Many states use a sequence of three letters followed by a sequence of three digits as their standard license-plate pattern. Given that each three-letter three-digit arrangement is equally likely, the probability that such a license plate will contain at least one palindrome (a three-letter arrangement or a three-digit arrangement that reads the same left-to-right as it does right-to-left) is $\dfrac{m}{n}$, where $m$ and $n$ are relatively prime positive integers.

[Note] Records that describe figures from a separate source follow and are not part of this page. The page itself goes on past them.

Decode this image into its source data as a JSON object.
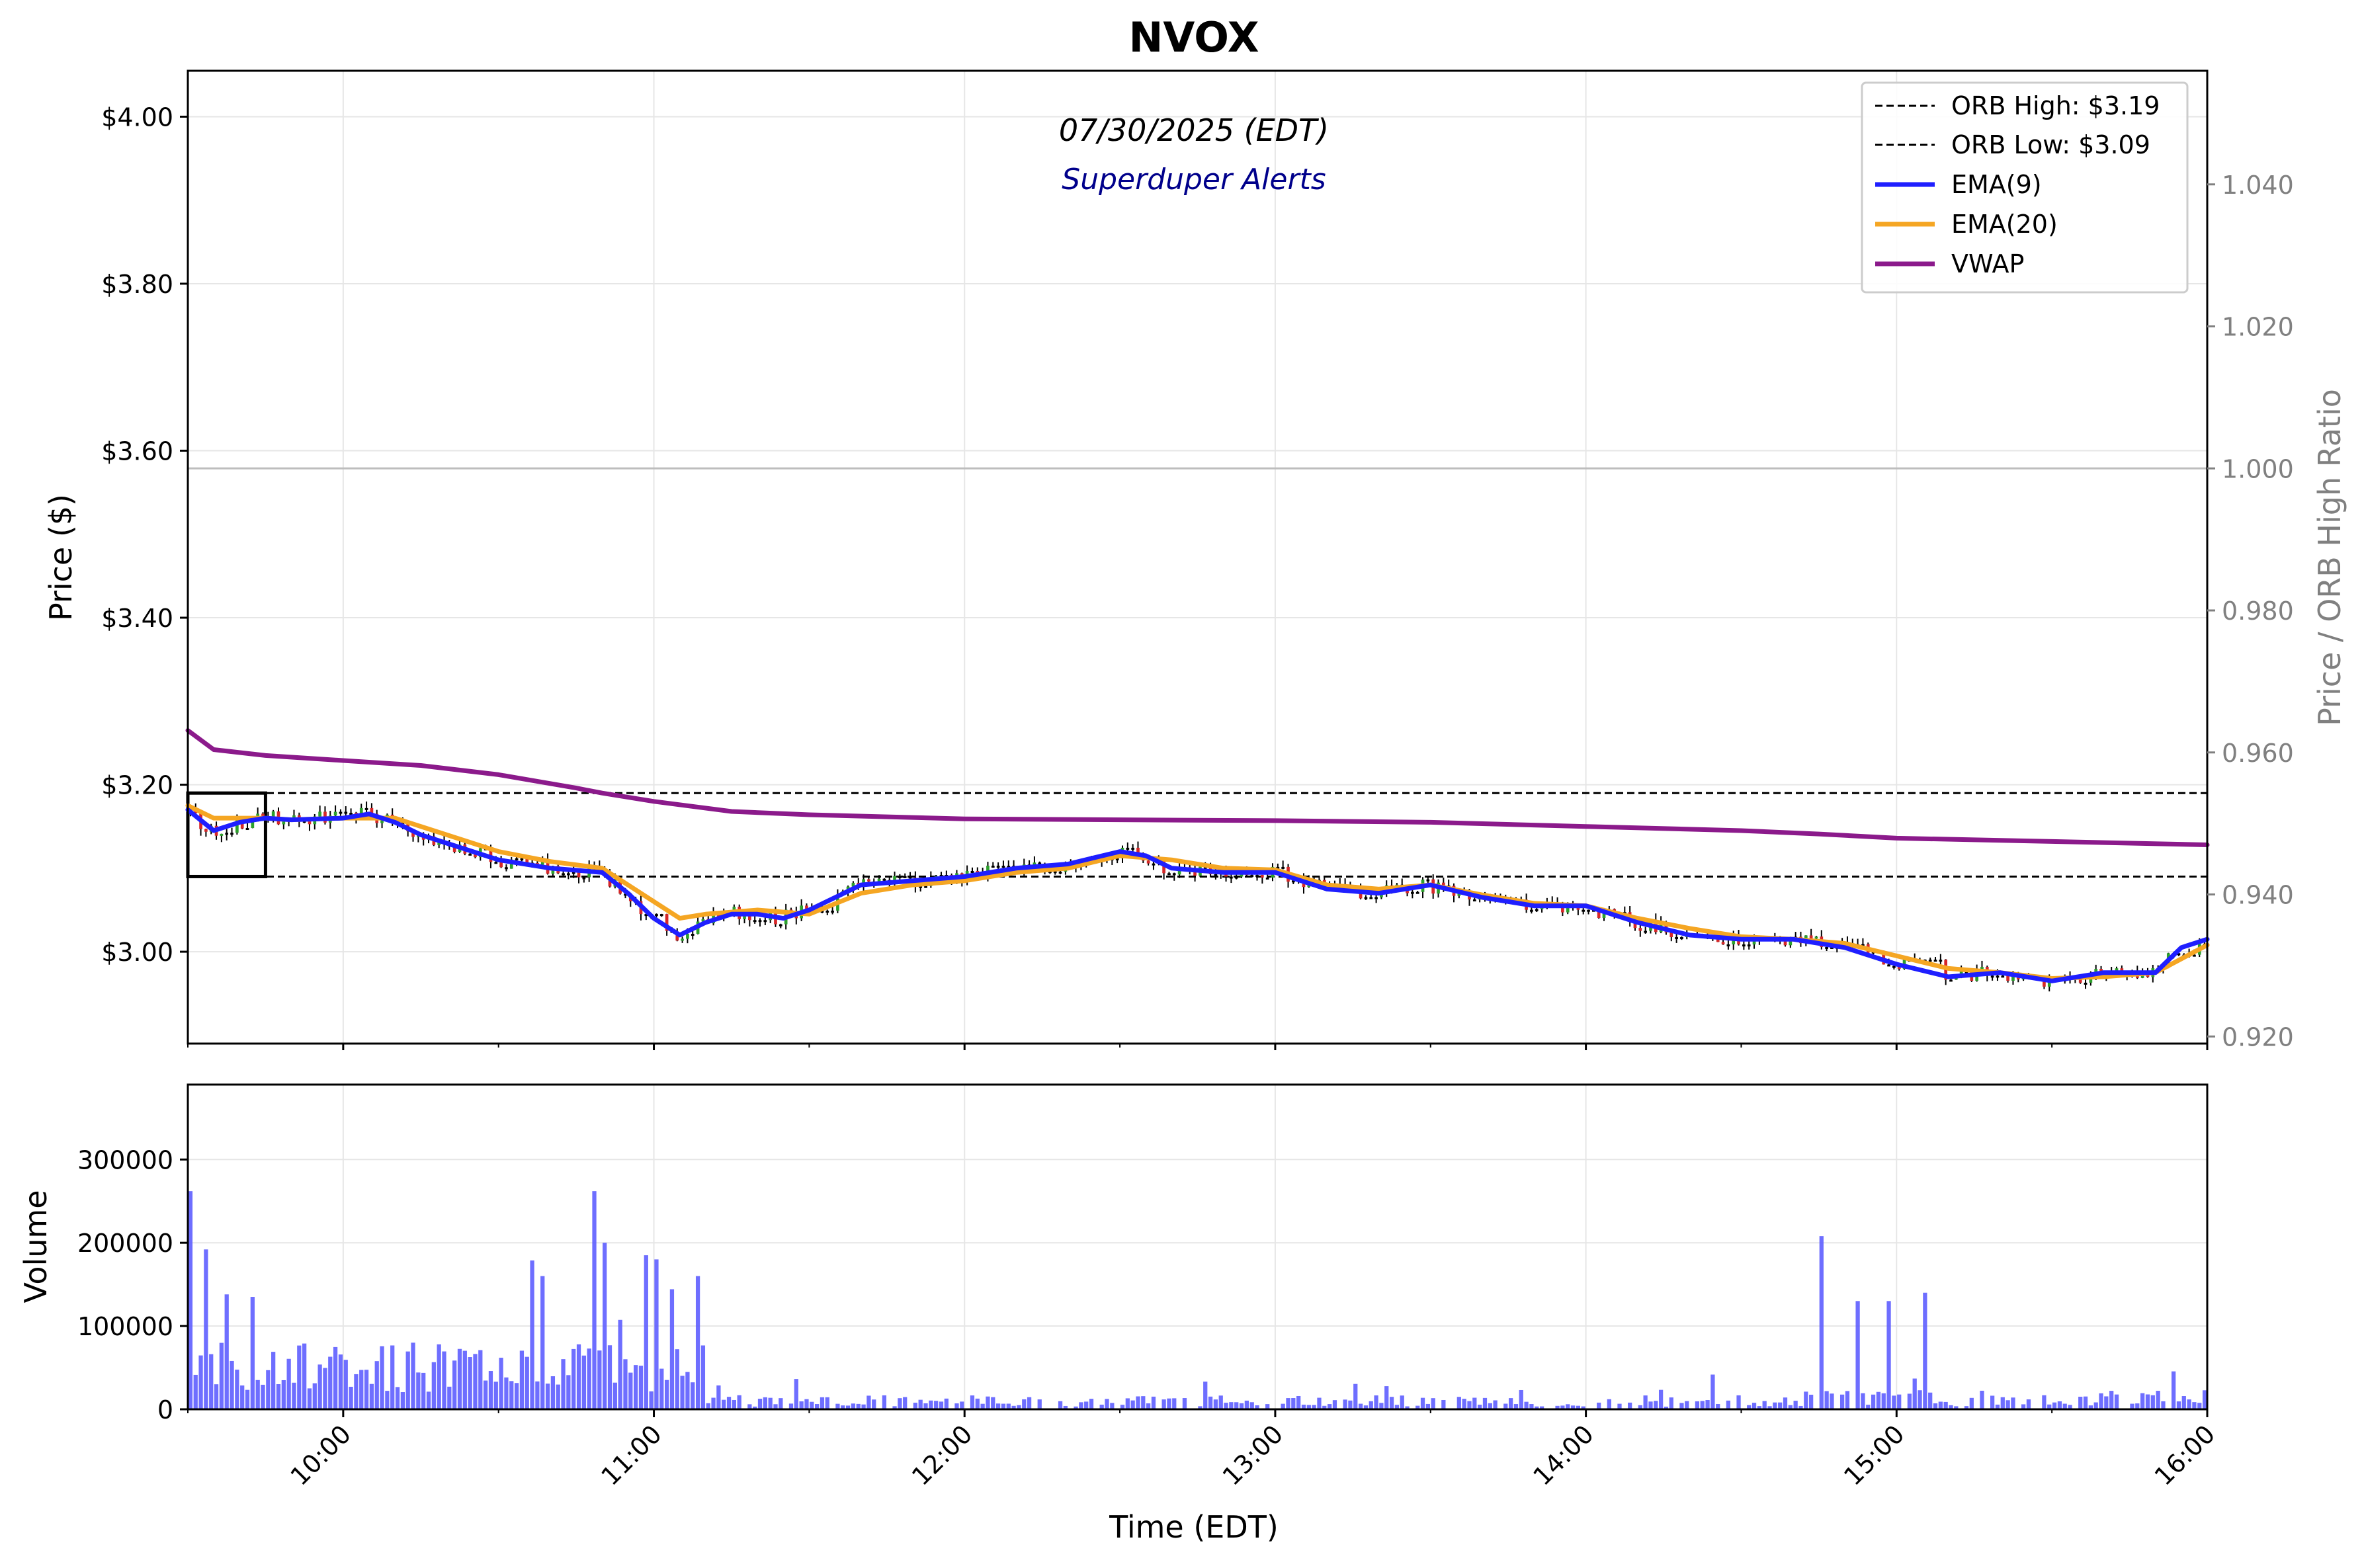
{
  "chart_data": [
    {
      "type": "candlestick",
      "title": "NVOX",
      "subtitle": "07/30/2025 (EDT)",
      "annotation": "Superduper Alerts",
      "ylabel": "Price ($)",
      "y2label": "Price / ORB High Ratio",
      "ylim": [
        2.89,
        4.055
      ],
      "y2lim": [
        0.919,
        1.056
      ],
      "yticks": [
        "$3.00",
        "$3.20",
        "$3.40",
        "$3.60",
        "$3.80",
        "$4.00"
      ],
      "ytick_values": [
        3.0,
        3.2,
        3.4,
        3.6,
        3.8,
        4.0
      ],
      "y2ticks": [
        "0.920",
        "0.940",
        "0.960",
        "0.980",
        "1.000",
        "1.020",
        "1.040"
      ],
      "y2tick_values": [
        0.92,
        0.94,
        0.96,
        0.98,
        1.0,
        1.02,
        1.04
      ],
      "xlim": [
        "09:30",
        "16:00"
      ],
      "grid": true,
      "legend_position": "top-right",
      "legend": [
        {
          "label": "ORB High: $3.19",
          "style": "dashed",
          "color": "#000000"
        },
        {
          "label": "ORB Low: $3.09",
          "style": "dashed",
          "color": "#000000"
        },
        {
          "label": "EMA(9)",
          "style": "solid",
          "color": "#1f1fff"
        },
        {
          "label": "EMA(20)",
          "style": "solid",
          "color": "#f5a623"
        },
        {
          "label": "VWAP",
          "style": "solid",
          "color": "#8b1a8b"
        }
      ],
      "orb_high": 3.19,
      "orb_low": 3.09,
      "orb_window": [
        "09:30",
        "09:45"
      ],
      "ratio_reference": 1.0,
      "candle_colors": {
        "up": "#2ca02c",
        "down": "#d62728",
        "doji": "#000000"
      },
      "vwap": {
        "x": [
          "09:30",
          "09:35",
          "09:45",
          "10:00",
          "10:15",
          "10:30",
          "10:45",
          "10:50",
          "11:00",
          "11:15",
          "11:30",
          "12:00",
          "12:30",
          "13:00",
          "13:30",
          "14:00",
          "14:30",
          "14:45",
          "15:00",
          "15:30",
          "16:00"
        ],
        "y": [
          3.265,
          3.242,
          3.235,
          3.229,
          3.223,
          3.212,
          3.196,
          3.19,
          3.18,
          3.168,
          3.164,
          3.159,
          3.158,
          3.157,
          3.155,
          3.15,
          3.145,
          3.141,
          3.136,
          3.132,
          3.128
        ]
      },
      "ema9": {
        "x": [
          "09:30",
          "09:35",
          "09:40",
          "09:45",
          "09:50",
          "10:00",
          "10:05",
          "10:10",
          "10:15",
          "10:20",
          "10:30",
          "10:40",
          "10:50",
          "10:55",
          "11:00",
          "11:05",
          "11:10",
          "11:15",
          "11:20",
          "11:25",
          "11:30",
          "11:40",
          "11:50",
          "12:00",
          "12:10",
          "12:20",
          "12:30",
          "12:35",
          "12:40",
          "12:50",
          "13:00",
          "13:10",
          "13:20",
          "13:30",
          "13:40",
          "13:50",
          "14:00",
          "14:10",
          "14:20",
          "14:30",
          "14:40",
          "14:50",
          "15:00",
          "15:10",
          "15:20",
          "15:30",
          "15:40",
          "15:50",
          "15:55",
          "16:00"
        ],
        "y": [
          3.17,
          3.145,
          3.155,
          3.16,
          3.158,
          3.16,
          3.165,
          3.155,
          3.14,
          3.13,
          3.11,
          3.1,
          3.095,
          3.07,
          3.04,
          3.02,
          3.035,
          3.045,
          3.045,
          3.04,
          3.05,
          3.08,
          3.085,
          3.09,
          3.1,
          3.105,
          3.12,
          3.115,
          3.1,
          3.095,
          3.095,
          3.075,
          3.07,
          3.08,
          3.065,
          3.055,
          3.055,
          3.035,
          3.02,
          3.015,
          3.015,
          3.005,
          2.985,
          2.97,
          2.975,
          2.965,
          2.975,
          2.975,
          3.005,
          3.015
        ]
      },
      "ema20": {
        "x": [
          "09:30",
          "09:35",
          "09:40",
          "09:45",
          "09:50",
          "10:00",
          "10:10",
          "10:20",
          "10:30",
          "10:40",
          "10:50",
          "11:00",
          "11:05",
          "11:10",
          "11:20",
          "11:30",
          "11:40",
          "11:50",
          "12:00",
          "12:10",
          "12:20",
          "12:30",
          "12:40",
          "12:50",
          "13:00",
          "13:10",
          "13:20",
          "13:30",
          "13:40",
          "13:50",
          "14:00",
          "14:10",
          "14:20",
          "14:30",
          "14:40",
          "14:50",
          "15:00",
          "15:10",
          "15:20",
          "15:30",
          "15:40",
          "15:50",
          "16:00"
        ],
        "y": [
          3.175,
          3.16,
          3.16,
          3.16,
          3.158,
          3.16,
          3.16,
          3.14,
          3.12,
          3.108,
          3.1,
          3.06,
          3.04,
          3.045,
          3.05,
          3.045,
          3.07,
          3.08,
          3.085,
          3.095,
          3.1,
          3.115,
          3.11,
          3.1,
          3.098,
          3.08,
          3.075,
          3.08,
          3.068,
          3.058,
          3.055,
          3.04,
          3.028,
          3.018,
          3.015,
          3.01,
          2.995,
          2.98,
          2.975,
          2.968,
          2.97,
          2.975,
          3.008
        ]
      },
      "candles_note": "1-minute candles from 09:30 to 16:00; closes track EMA(9)"
    },
    {
      "type": "bar",
      "ylabel": "Volume",
      "xlabel": "Time (EDT)",
      "ylim": [
        0,
        390000
      ],
      "yticks": [
        "0",
        "100000",
        "200000",
        "300000"
      ],
      "ytick_values": [
        0,
        100000,
        200000,
        300000
      ],
      "xticks": [
        "10:00",
        "11:00",
        "12:00",
        "13:00",
        "14:00",
        "15:00",
        "16:00"
      ],
      "grid": true,
      "bar_color": "#5555ff",
      "notable_spikes": [
        {
          "x": "09:30",
          "y": 262000
        },
        {
          "x": "09:33",
          "y": 192000
        },
        {
          "x": "09:37",
          "y": 138000
        },
        {
          "x": "09:42",
          "y": 135000
        },
        {
          "x": "10:48",
          "y": 262000
        },
        {
          "x": "10:50",
          "y": 200000
        },
        {
          "x": "10:58",
          "y": 185000
        },
        {
          "x": "11:00",
          "y": 180000
        },
        {
          "x": "11:08",
          "y": 160000
        },
        {
          "x": "10:38",
          "y": 160000
        },
        {
          "x": "14:45",
          "y": 208000
        },
        {
          "x": "15:05",
          "y": 140000
        },
        {
          "x": "14:58",
          "y": 130000
        },
        {
          "x": "14:52",
          "y": 130000
        }
      ]
    }
  ]
}
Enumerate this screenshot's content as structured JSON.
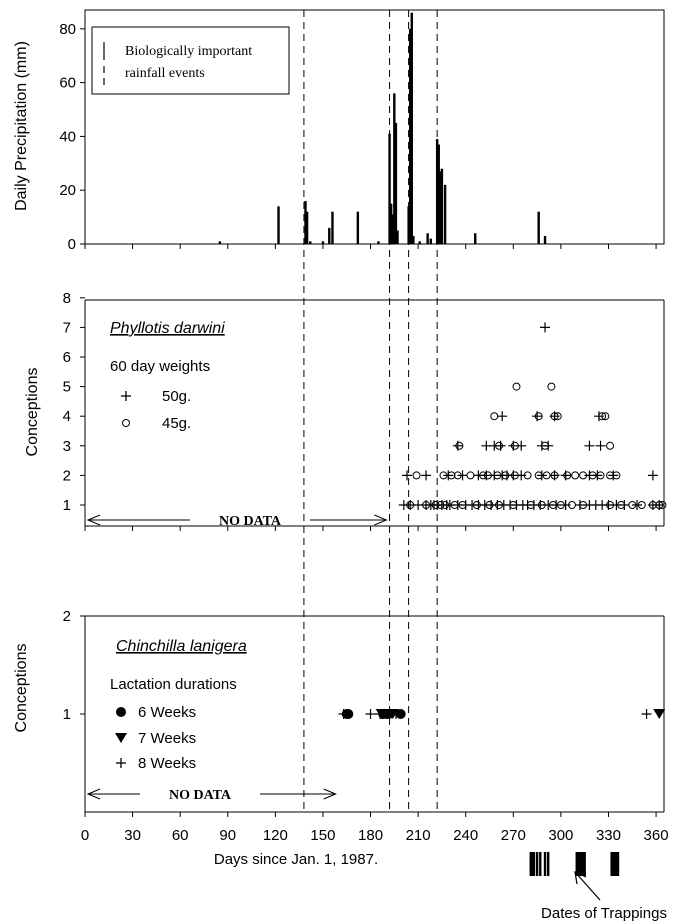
{
  "chart_data": [
    {
      "type": "bar",
      "panel": "precipitation",
      "ylabel": "Daily Precipitation (mm)",
      "ylim": [
        0,
        87
      ],
      "yticks": [
        "0",
        "20",
        "40",
        "60",
        "80"
      ],
      "legend_lines": [
        "Biologically important",
        "rainfall events"
      ],
      "bars": [
        {
          "x": 85,
          "y": 1
        },
        {
          "x": 122,
          "y": 14
        },
        {
          "x": 139,
          "y": 16
        },
        {
          "x": 140,
          "y": 12
        },
        {
          "x": 142,
          "y": 1
        },
        {
          "x": 150,
          "y": 1
        },
        {
          "x": 154,
          "y": 6
        },
        {
          "x": 156,
          "y": 12
        },
        {
          "x": 172,
          "y": 12
        },
        {
          "x": 185,
          "y": 1
        },
        {
          "x": 192,
          "y": 41
        },
        {
          "x": 193,
          "y": 15
        },
        {
          "x": 194,
          "y": 11
        },
        {
          "x": 195,
          "y": 56
        },
        {
          "x": 196,
          "y": 45
        },
        {
          "x": 197,
          "y": 5
        },
        {
          "x": 204,
          "y": 14
        },
        {
          "x": 205,
          "y": 80
        },
        {
          "x": 206,
          "y": 86
        },
        {
          "x": 207,
          "y": 3
        },
        {
          "x": 211,
          "y": 1
        },
        {
          "x": 216,
          "y": 4
        },
        {
          "x": 218,
          "y": 2
        },
        {
          "x": 222,
          "y": 39
        },
        {
          "x": 223,
          "y": 37
        },
        {
          "x": 224,
          "y": 27
        },
        {
          "x": 225,
          "y": 28
        },
        {
          "x": 227,
          "y": 22
        },
        {
          "x": 246,
          "y": 4
        },
        {
          "x": 286,
          "y": 12
        },
        {
          "x": 290,
          "y": 3
        }
      ]
    },
    {
      "type": "scatter",
      "panel": "phyllotis",
      "title": "Phyllotis darwini",
      "ylabel": "Conceptions",
      "ylim": [
        0.5,
        8
      ],
      "yticks": [
        "1",
        "2",
        "3",
        "4",
        "5",
        "6",
        "7",
        "8"
      ],
      "legend_title": "60 day weights",
      "no_data": "NO DATA",
      "no_data_range": [
        0,
        190
      ],
      "series": [
        {
          "name": "50g.",
          "marker": "plus",
          "points": [
            [
              201,
              1
            ],
            [
              205,
              1
            ],
            [
              210,
              1
            ],
            [
              215,
              1
            ],
            [
              218,
              1
            ],
            [
              220,
              1
            ],
            [
              222,
              1
            ],
            [
              225,
              1
            ],
            [
              228,
              1
            ],
            [
              230,
              1
            ],
            [
              235,
              1
            ],
            [
              240,
              1
            ],
            [
              244,
              1
            ],
            [
              248,
              1
            ],
            [
              252,
              1
            ],
            [
              256,
              1
            ],
            [
              260,
              1
            ],
            [
              264,
              1
            ],
            [
              268,
              1
            ],
            [
              272,
              1
            ],
            [
              276,
              1
            ],
            [
              279,
              1
            ],
            [
              283,
              1
            ],
            [
              287,
              1
            ],
            [
              292,
              1
            ],
            [
              297,
              1
            ],
            [
              303,
              1
            ],
            [
              312,
              1
            ],
            [
              318,
              1
            ],
            [
              322,
              1
            ],
            [
              326,
              1
            ],
            [
              330,
              1
            ],
            [
              335,
              1
            ],
            [
              340,
              1
            ],
            [
              348,
              1
            ],
            [
              358,
              1
            ],
            [
              362,
              1
            ],
            [
              203,
              2
            ],
            [
              215,
              2
            ],
            [
              229,
              2
            ],
            [
              238,
              2
            ],
            [
              248,
              2
            ],
            [
              253,
              2
            ],
            [
              258,
              2
            ],
            [
              263,
              2
            ],
            [
              266,
              2
            ],
            [
              270,
              2
            ],
            [
              275,
              2
            ],
            [
              288,
              2
            ],
            [
              296,
              2
            ],
            [
              303,
              2
            ],
            [
              318,
              2
            ],
            [
              323,
              2
            ],
            [
              333,
              2
            ],
            [
              358,
              2
            ],
            [
              235,
              3
            ],
            [
              253,
              3
            ],
            [
              258,
              3
            ],
            [
              262,
              3
            ],
            [
              270,
              3
            ],
            [
              275,
              3
            ],
            [
              288,
              3
            ],
            [
              292,
              3
            ],
            [
              318,
              3
            ],
            [
              325,
              3
            ],
            [
              263,
              4
            ],
            [
              285,
              4
            ],
            [
              296,
              4
            ],
            [
              324,
              4
            ],
            [
              290,
              7
            ]
          ]
        },
        {
          "name": "45g.",
          "marker": "circle",
          "points": [
            [
              205,
              1
            ],
            [
              215,
              1
            ],
            [
              221,
              1
            ],
            [
              224,
              1
            ],
            [
              227,
              1
            ],
            [
              233,
              1
            ],
            [
              238,
              1
            ],
            [
              247,
              1
            ],
            [
              255,
              1
            ],
            [
              261,
              1
            ],
            [
              270,
              1
            ],
            [
              281,
              1
            ],
            [
              288,
              1
            ],
            [
              295,
              1
            ],
            [
              300,
              1
            ],
            [
              307,
              1
            ],
            [
              314,
              1
            ],
            [
              331,
              1
            ],
            [
              338,
              1
            ],
            [
              345,
              1
            ],
            [
              351,
              1
            ],
            [
              358,
              1
            ],
            [
              362,
              1
            ],
            [
              364,
              1
            ],
            [
              209,
              2
            ],
            [
              226,
              2
            ],
            [
              231,
              2
            ],
            [
              235,
              2
            ],
            [
              243,
              2
            ],
            [
              251,
              2
            ],
            [
              254,
              2
            ],
            [
              260,
              2
            ],
            [
              265,
              2
            ],
            [
              271,
              2
            ],
            [
              279,
              2
            ],
            [
              286,
              2
            ],
            [
              291,
              2
            ],
            [
              296,
              2
            ],
            [
              304,
              2
            ],
            [
              309,
              2
            ],
            [
              314,
              2
            ],
            [
              320,
              2
            ],
            [
              325,
              2
            ],
            [
              331,
              2
            ],
            [
              335,
              2
            ],
            [
              236,
              3
            ],
            [
              261,
              3
            ],
            [
              271,
              3
            ],
            [
              290,
              3
            ],
            [
              331,
              3
            ],
            [
              258,
              4
            ],
            [
              286,
              4
            ],
            [
              296,
              4
            ],
            [
              298,
              4
            ],
            [
              326,
              4
            ],
            [
              328,
              4
            ],
            [
              272,
              5
            ],
            [
              294,
              5
            ]
          ]
        }
      ]
    },
    {
      "type": "scatter",
      "panel": "chinchilla",
      "title": "Chinchilla lanigera",
      "ylabel": "Conceptions",
      "ylim": [
        0,
        2
      ],
      "yticks": [
        "1",
        "2"
      ],
      "legend_title": "Lactation durations",
      "no_data": "NO DATA",
      "no_data_range": [
        0,
        158
      ],
      "series": [
        {
          "name": "6 Weeks",
          "marker": "dot",
          "points": [
            [
              165,
              1
            ],
            [
              166,
              1
            ],
            [
              188,
              1
            ],
            [
              190,
              1
            ],
            [
              191,
              1
            ],
            [
              199,
              1
            ]
          ]
        },
        {
          "name": "7 Weeks",
          "marker": "triangle",
          "points": [
            [
              187,
              1
            ],
            [
              192,
              1
            ],
            [
              193,
              1
            ],
            [
              194,
              1
            ],
            [
              362,
              1
            ]
          ]
        },
        {
          "name": "8 Weeks",
          "marker": "plus",
          "points": [
            [
              163,
              1
            ],
            [
              180,
              1
            ],
            [
              186,
              1
            ],
            [
              196,
              1
            ],
            [
              354,
              1
            ]
          ]
        }
      ]
    }
  ],
  "x_axis": {
    "label": "Days since Jan. 1, 1987.",
    "xlim": [
      0,
      365
    ],
    "ticks": [
      "0",
      "30",
      "60",
      "90",
      "120",
      "150",
      "180",
      "210",
      "240",
      "270",
      "300",
      "330",
      "360"
    ]
  },
  "rain_event_days": [
    138,
    192,
    204,
    222
  ],
  "trappings": {
    "label": "Dates of Trappings",
    "days": [
      281,
      282,
      283,
      285,
      287,
      290,
      292,
      310,
      311,
      312,
      313,
      314,
      315,
      332,
      333,
      334,
      335,
      336
    ]
  }
}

Find $m+n$

## Solution

### Solution 1

Consider the three-digit arrangement, $\overline{aba}$. There are $10$ choices for $a$ and $10$ choices for $b$ (since it is possible for $a=b$), and so the probability of picking the palindrome is $\frac{10 \times 10}{10^3} = \frac 1{10}$. Similarly, there is a $\frac 1{26}$ probability of picking the three-letter palindrome.

By the Principle of Inclusion-Exclusion, the total probability is

$\frac{1}{26}+\frac{1}{10}-\frac{1}{260}=\frac{35}{260}=\frac{7}{52}\quad\Longrightarrow\quad7+52=\boxed{059}$

### Solution 2

Using complementary counting, we count all of the license plates that do not have the desired property. In order to not be a palindrome, the first and third characters of each string must be different. Therefore, there are $10\cdot 10\cdot 9$ three digit non-palindromes, and there are $26\cdot 26\cdot 25$ three letter non palindromes. As there are $10^3\cdot 26^3$ total three-letter three-digit arrangements, the probability that a license plate does not have the desired property is $\frac{10\cdot 10\cdot 9\cdot 26\cdot 26\cdot 25}{10^3\cdot 26^3}=\frac{45}{52}$. We subtract this from 1 to get $1-\frac{45}{52}=\frac{7}{52}$ as our probability. Therefore, our answer is $7+52=\boxed{059}$.